The class-action lawsuit claims records containing identifiable patient information were shared as a result of a partnership between Google and the University of Chicago.
All three institutions are named as defendants in the suit, which was filed Wednesday in the Northern District of Illinois by Matt Dinerstein, who received treatment at the medical center during two hospital stays in 2015.
The collaboration between Google and the University of Chicago was launched in 2017 to study electronic health records and develop new machine-learning techniques to create predictive models that could prevent unplanned hospital readmissions, avoid costly complications and save lives, according to a 2017 news release from the university. The tech giant has similar partnerships with Stanford University and the University of California-San Francisco.
But that partnership violated federal law protecting patient privacy, according to the lawsuit, by allowing Google to access electronic health records of “nearly every patient” at the medical center from 2009 to 2016. The suit also claims Google will use the patient data to develop commercial health care technologies.
According to the lawsuit, Google obtained hundreds of thousands of electronic health records containing “sensitive and intimate information” without patients’ consent. Dinerstein “never gave written consent – or any consent whatsoever – to the University to disclose his confidential medical information to Google,” the lawsuit states.
The lawsuit claims the university breached its contracts with patients by “failing to keep their medical information private and confidential.” It also alleges UChicago violated an Illinois law that prohibits companies from engaging in deceptive practices with clients.
A spokesperson for the University of Chicago said in a statement, “The claims in this lawsuit are without merit. The University of Chicago Medical Center has complied with the laws and regulations applicable to patient privacy.

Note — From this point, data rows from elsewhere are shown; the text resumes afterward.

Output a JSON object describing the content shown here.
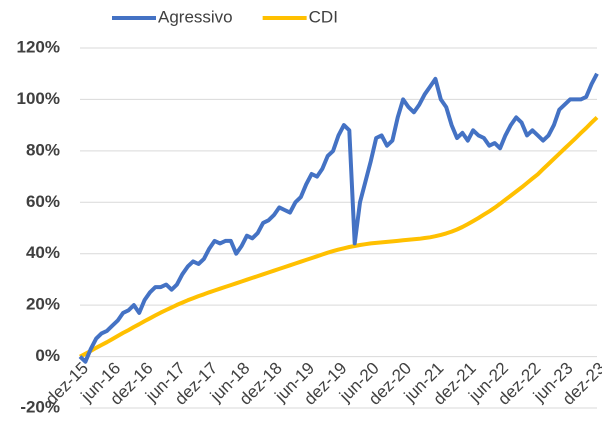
{
  "chart_data": {
    "type": "line",
    "categories": [
      "dez-15",
      null,
      null,
      null,
      null,
      null,
      "jun-16",
      null,
      null,
      null,
      null,
      null,
      "dez-16",
      null,
      null,
      null,
      null,
      null,
      "jun-17",
      null,
      null,
      null,
      null,
      null,
      "dez-17",
      null,
      null,
      null,
      null,
      null,
      "jun-18",
      null,
      null,
      null,
      null,
      null,
      "dez-18",
      null,
      null,
      null,
      null,
      null,
      "jun-19",
      null,
      null,
      null,
      null,
      null,
      "dez-19",
      null,
      null,
      null,
      null,
      null,
      "jun-20",
      null,
      null,
      null,
      null,
      null,
      "dez-20",
      null,
      null,
      null,
      null,
      null,
      "jun-21",
      null,
      null,
      null,
      null,
      null,
      "dez-21",
      null,
      null,
      null,
      null,
      null,
      "jun-22",
      null,
      null,
      null,
      null,
      null,
      "dez-22",
      null,
      null,
      null,
      null,
      null,
      "jun-23",
      null,
      null,
      null,
      null,
      null,
      "dez-23"
    ],
    "series": [
      {
        "name": "Agressivo",
        "color": "#4472c4",
        "values": [
          0,
          -2,
          3,
          7,
          9,
          10,
          12,
          14,
          17,
          18,
          20,
          17,
          22,
          25,
          27,
          27,
          28,
          26,
          28,
          32,
          35,
          37,
          36,
          38,
          42,
          45,
          44,
          45,
          45,
          40,
          43,
          47,
          46,
          48,
          52,
          53,
          55,
          58,
          57,
          56,
          60,
          62,
          67,
          71,
          70,
          73,
          78,
          80,
          86,
          90,
          88,
          44,
          60,
          68,
          76,
          85,
          86,
          82,
          84,
          93,
          100,
          97,
          95,
          98,
          102,
          105,
          108,
          100,
          97,
          90,
          85,
          87,
          84,
          88,
          86,
          85,
          82,
          83,
          81,
          86,
          90,
          93,
          91,
          86,
          88,
          86,
          84,
          86,
          90,
          96,
          98,
          100,
          100,
          100,
          101,
          106,
          110
        ]
      },
      {
        "name": "CDI",
        "color": "#ffc000",
        "values": [
          0,
          1.1,
          2.2,
          3.4,
          4.5,
          5.6,
          6.8,
          8.0,
          9.2,
          10.3,
          11.5,
          12.6,
          13.8,
          14.9,
          16.0,
          17.1,
          18.1,
          19.1,
          20.1,
          21.0,
          21.9,
          22.7,
          23.5,
          24.2,
          25.0,
          25.7,
          26.4,
          27.1,
          27.8,
          28.5,
          29.2,
          29.9,
          30.6,
          31.3,
          32.0,
          32.7,
          33.4,
          34.1,
          34.8,
          35.5,
          36.2,
          36.9,
          37.6,
          38.3,
          39.0,
          39.7,
          40.4,
          41.0,
          41.6,
          42.1,
          42.6,
          43.0,
          43.4,
          43.7,
          44.0,
          44.2,
          44.4,
          44.6,
          44.8,
          45.0,
          45.2,
          45.4,
          45.6,
          45.8,
          46.1,
          46.4,
          46.8,
          47.3,
          47.9,
          48.6,
          49.4,
          50.4,
          51.5,
          52.7,
          53.9,
          55.2,
          56.5,
          57.9,
          59.4,
          61.0,
          62.6,
          64.2,
          65.8,
          67.5,
          69.2,
          70.9,
          72.9,
          74.9,
          76.9,
          78.9,
          80.9,
          82.9,
          84.9,
          86.9,
          88.9,
          91.0,
          93.0
        ]
      }
    ],
    "ylim": [
      -20,
      120
    ],
    "yticks": [
      {
        "value": -20,
        "label": "-20%"
      },
      {
        "value": 0,
        "label": "0%"
      },
      {
        "value": 20,
        "label": "20%"
      },
      {
        "value": 40,
        "label": "40%"
      },
      {
        "value": 60,
        "label": "60%"
      },
      {
        "value": 80,
        "label": "80%"
      },
      {
        "value": 100,
        "label": "100%"
      },
      {
        "value": 120,
        "label": "120%"
      }
    ],
    "grid": true,
    "legend": "top"
  }
}
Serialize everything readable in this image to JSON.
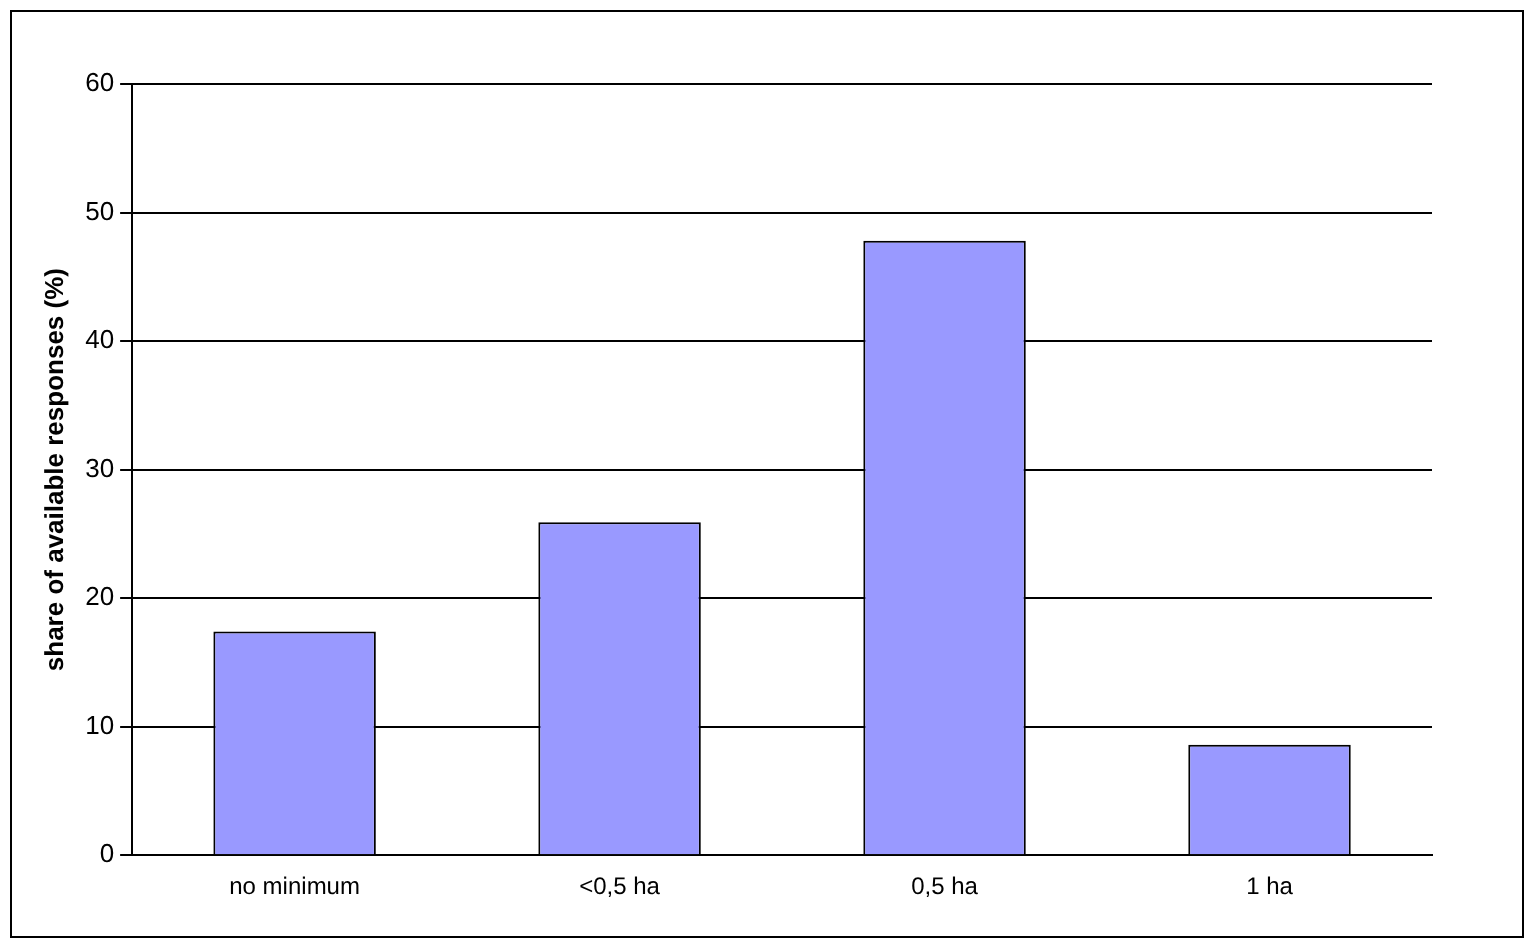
{
  "chart_data": {
    "type": "bar",
    "ylabel": "share of available responses (%)",
    "categories": [
      "no minimum",
      "<0,5 ha",
      "0,5 ha",
      "1 ha"
    ],
    "values": [
      17.4,
      25.9,
      47.8,
      8.6
    ],
    "color": "#9999ff",
    "ylim": [
      0,
      60
    ],
    "yticks": [
      0,
      10,
      20,
      30,
      40,
      50,
      60
    ],
    "grid": "y",
    "legend": false
  }
}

The Medical Center is committed to providing excellent patient care and to protecting patient privacy.”
In launching the partnership, the university and Google said patient data would be kept private and secure, and they would “strictly” follow HIPAA privacy rules. (The Health Insurance Portability and Accountability Act, or HIPAA, is a federal law that requires health care organizations to limit who can access, view or share health data.)
But electronic health records shared with the tech giant included detailed date stamps and copious notes, according to the lawsuit, which claims both Google and UChicago violated HIPAA by “sharing and receiving medical records that included sufficient information for Google to re-identify patients.”

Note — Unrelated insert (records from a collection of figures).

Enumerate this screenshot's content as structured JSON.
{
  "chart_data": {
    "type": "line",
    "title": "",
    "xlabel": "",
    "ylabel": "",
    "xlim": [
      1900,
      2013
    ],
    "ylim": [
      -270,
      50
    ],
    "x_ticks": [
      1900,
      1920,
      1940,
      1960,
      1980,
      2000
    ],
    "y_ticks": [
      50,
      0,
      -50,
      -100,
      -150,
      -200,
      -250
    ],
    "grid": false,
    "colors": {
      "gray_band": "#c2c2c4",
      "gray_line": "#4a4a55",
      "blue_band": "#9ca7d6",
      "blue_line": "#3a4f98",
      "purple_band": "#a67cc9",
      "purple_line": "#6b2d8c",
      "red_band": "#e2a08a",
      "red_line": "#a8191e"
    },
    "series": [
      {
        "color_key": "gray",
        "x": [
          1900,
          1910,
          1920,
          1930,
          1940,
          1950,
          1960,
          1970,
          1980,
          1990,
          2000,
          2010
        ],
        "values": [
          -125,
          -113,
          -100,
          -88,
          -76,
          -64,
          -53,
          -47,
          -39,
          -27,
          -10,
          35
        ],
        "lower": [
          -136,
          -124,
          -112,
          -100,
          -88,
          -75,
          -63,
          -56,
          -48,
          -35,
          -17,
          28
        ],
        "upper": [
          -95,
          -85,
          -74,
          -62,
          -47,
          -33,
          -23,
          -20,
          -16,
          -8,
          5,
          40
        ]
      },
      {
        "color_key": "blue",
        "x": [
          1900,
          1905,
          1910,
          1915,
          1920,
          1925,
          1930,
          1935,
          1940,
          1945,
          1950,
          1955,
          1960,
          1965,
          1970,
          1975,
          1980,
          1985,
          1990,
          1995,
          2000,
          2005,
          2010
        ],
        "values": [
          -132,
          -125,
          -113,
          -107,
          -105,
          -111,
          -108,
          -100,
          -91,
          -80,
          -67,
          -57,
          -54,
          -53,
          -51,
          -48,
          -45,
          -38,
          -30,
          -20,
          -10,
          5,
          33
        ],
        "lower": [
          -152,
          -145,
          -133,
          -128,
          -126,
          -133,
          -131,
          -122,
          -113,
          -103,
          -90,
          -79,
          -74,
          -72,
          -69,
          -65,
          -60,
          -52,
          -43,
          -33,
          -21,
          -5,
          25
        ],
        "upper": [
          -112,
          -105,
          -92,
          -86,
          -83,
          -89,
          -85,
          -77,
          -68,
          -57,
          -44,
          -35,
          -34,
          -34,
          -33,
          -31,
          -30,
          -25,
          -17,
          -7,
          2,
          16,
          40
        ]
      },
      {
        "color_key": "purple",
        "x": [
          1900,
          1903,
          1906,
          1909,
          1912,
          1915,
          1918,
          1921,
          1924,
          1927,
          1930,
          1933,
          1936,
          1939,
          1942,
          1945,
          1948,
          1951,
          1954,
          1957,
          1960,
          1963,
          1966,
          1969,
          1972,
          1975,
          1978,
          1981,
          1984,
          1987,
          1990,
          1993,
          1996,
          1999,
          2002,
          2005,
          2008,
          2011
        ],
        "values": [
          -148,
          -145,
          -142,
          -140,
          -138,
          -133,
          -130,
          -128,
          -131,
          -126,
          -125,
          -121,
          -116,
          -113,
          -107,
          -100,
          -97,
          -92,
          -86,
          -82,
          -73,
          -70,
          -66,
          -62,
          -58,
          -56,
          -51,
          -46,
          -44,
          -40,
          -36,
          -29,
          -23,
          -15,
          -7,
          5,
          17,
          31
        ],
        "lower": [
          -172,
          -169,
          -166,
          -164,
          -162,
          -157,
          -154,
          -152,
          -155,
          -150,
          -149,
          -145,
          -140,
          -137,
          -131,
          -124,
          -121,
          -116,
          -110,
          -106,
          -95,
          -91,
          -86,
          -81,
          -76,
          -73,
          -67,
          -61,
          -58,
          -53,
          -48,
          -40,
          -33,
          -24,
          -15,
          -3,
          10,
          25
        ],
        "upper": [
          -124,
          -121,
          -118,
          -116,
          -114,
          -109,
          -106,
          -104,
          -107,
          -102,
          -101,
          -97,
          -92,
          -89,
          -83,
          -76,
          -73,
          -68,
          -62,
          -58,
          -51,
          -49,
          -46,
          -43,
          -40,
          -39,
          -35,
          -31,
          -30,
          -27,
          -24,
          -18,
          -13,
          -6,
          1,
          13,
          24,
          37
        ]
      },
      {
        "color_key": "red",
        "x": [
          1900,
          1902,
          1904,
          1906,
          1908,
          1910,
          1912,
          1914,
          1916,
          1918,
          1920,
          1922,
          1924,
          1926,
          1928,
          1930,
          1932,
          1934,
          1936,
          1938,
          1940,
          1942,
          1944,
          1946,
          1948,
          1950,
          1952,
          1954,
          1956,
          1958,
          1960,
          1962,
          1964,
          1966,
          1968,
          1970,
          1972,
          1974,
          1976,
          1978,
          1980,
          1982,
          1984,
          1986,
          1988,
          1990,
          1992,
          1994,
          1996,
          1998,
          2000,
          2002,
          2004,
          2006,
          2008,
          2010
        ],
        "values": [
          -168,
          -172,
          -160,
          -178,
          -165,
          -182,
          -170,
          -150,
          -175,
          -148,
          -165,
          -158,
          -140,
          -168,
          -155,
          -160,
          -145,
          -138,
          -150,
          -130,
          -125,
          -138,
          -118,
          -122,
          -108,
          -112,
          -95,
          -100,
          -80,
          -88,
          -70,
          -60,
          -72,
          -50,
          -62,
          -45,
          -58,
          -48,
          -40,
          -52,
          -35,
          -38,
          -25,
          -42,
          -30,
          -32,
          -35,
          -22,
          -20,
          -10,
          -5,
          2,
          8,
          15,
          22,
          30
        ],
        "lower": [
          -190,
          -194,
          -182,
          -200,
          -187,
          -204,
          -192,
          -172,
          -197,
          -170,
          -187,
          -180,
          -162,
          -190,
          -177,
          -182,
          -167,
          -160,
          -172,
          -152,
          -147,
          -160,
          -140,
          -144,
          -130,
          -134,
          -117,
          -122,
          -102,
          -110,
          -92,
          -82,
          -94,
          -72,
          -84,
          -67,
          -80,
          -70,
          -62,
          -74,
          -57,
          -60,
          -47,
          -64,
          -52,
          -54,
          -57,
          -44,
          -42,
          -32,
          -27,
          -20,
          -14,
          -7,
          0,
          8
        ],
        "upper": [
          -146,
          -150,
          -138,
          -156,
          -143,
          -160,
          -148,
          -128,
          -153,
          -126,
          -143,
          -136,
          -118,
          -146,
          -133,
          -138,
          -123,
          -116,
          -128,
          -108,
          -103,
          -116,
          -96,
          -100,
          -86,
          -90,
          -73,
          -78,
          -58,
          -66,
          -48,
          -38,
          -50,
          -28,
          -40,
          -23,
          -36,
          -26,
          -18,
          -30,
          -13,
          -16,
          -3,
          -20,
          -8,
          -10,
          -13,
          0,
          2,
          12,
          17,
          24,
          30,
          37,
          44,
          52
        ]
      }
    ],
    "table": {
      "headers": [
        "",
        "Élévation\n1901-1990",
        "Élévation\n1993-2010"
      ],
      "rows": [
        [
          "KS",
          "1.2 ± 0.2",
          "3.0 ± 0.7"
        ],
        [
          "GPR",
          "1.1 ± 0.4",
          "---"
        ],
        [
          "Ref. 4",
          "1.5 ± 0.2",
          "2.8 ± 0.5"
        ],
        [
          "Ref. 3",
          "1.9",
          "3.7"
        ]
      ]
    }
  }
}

A spokesperson for Google said the company is committed to privacy. “We believe our health care research could help save lives in the future, which is why we take privacy seriously and follow all relevant rules and regulations in our handling of health data. In particular, we take compliance with HIPAA seriously, including in the receipt and use of the limited data set provided by the University of Chicago.”
The lawsuit also claims Google was interested in using the data for commercial purposes and that the company has invested in multiple health-related services and products over the past decade. One of those investments was the 2014 acquisition of DeepMind, a startup company that focused on bringing artificial intelligence and advanced machine learning to the health care industry, according to the lawsuit.
That acquisition, the lawsuit claims, has allowed for Google to find connections between electronic health records and Google users’ data. In 2015, Google and DeepMind obtained patient information from the Royal Free NHS Trust Foundation to conduct a study, which a data protection watchdog organization said “failed to comply with data protection law.”